For the past 14 months, I've had the privileged to serve as a member of our ward's primary presidency. This was my first calling in over a year, and although I was excited to be doing something more than "just going to church" I was also nervous and overwhelmed, a feeling that I'm sure many would get from this calling. Reflecting back now, I have a much stronger testimony of the Savior's love for me -- and it all is because of my time in Primary. I know that I was put in that calling for personal growth -- it feels impossible to not grow in spirit when you are around God's children. Heavenly Father knows me and knows what I need and I'm so grateful that I was looked after by him. I am also so very grateful for the friendships that I have made. The four sisters that I served with have become very dear to me and I will cherish their friendships forever.

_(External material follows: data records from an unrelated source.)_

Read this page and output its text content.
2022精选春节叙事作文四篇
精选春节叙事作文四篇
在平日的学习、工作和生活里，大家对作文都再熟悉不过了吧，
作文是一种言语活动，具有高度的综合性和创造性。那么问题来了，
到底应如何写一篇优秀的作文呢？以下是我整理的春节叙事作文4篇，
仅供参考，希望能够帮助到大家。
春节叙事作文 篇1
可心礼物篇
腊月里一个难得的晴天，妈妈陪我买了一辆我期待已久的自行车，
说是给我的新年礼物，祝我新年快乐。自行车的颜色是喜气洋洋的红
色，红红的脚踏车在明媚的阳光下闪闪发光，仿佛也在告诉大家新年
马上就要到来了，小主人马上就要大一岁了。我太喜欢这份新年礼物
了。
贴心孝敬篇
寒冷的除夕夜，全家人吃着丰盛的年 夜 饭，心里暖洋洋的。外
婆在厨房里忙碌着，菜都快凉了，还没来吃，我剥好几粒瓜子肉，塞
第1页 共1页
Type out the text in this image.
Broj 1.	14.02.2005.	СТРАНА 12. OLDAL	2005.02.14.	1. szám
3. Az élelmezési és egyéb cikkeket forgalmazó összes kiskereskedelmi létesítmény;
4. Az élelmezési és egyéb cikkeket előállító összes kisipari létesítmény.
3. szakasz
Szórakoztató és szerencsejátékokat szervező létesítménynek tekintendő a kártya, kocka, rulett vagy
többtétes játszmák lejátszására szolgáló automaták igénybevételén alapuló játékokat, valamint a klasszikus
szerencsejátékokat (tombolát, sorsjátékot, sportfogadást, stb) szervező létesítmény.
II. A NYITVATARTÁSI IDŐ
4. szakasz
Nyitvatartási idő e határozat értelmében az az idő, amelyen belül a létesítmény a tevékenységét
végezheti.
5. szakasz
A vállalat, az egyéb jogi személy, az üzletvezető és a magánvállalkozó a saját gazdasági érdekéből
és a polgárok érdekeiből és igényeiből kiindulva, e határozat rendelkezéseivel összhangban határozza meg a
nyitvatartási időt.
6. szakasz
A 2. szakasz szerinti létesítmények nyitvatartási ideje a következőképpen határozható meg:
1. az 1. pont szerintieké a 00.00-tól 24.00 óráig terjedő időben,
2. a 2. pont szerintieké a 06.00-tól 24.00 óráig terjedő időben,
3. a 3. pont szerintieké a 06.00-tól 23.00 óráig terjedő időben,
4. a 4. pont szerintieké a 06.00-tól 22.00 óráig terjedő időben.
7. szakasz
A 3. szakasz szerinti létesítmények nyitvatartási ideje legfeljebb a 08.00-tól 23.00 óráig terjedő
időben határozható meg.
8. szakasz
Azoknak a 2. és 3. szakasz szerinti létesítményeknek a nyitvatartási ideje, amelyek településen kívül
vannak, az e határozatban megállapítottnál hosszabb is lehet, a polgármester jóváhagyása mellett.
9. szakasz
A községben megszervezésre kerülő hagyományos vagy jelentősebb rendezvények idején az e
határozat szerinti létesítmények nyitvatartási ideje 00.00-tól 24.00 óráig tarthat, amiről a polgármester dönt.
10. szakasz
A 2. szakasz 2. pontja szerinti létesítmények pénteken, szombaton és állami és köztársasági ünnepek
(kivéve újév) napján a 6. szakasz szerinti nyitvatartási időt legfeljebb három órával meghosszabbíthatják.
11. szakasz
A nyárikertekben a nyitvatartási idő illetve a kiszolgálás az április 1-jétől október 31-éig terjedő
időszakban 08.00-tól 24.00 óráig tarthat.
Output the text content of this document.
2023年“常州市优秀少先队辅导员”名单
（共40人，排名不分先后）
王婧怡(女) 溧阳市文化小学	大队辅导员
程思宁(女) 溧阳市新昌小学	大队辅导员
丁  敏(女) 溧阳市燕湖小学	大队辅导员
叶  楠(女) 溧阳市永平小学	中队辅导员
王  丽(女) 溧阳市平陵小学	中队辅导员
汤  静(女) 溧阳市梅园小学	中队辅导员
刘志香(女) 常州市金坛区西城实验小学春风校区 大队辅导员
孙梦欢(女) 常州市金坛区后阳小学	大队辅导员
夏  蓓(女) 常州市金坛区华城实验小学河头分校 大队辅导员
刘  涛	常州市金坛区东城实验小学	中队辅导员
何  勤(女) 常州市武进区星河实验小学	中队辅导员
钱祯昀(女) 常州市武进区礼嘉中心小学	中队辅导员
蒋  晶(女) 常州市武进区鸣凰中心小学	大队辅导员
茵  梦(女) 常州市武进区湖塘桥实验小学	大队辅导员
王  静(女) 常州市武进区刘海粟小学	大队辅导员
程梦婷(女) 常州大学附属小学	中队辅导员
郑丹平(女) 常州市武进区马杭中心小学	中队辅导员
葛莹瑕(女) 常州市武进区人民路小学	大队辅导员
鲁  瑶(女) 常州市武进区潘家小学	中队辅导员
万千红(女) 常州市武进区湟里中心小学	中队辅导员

I didn't realize how hard it would be to leave my ward family. Moving as a youth, I was emotionally devastated every time we had to pack up and leave -- but as an adult ... I've been totally fine with this move! Up until now. I am grateful for my time here; I'm grateful for such a wonderful home and friends who love me and my family. We feel at such peace with our move -- but it still is hard. Very bittersweet.
I have the best job in the whole world -- I am the momma of a GREAT 4 year old who I am over the moon about -- and a beautiful, growing like a weed, little princess who, unbelievably, now is 1 years old! I love my family more than words can express. To make matters even BETTER, I have the best partner in crime that I could ever imagine. I have so much fun with my family and I am working on eternity with them!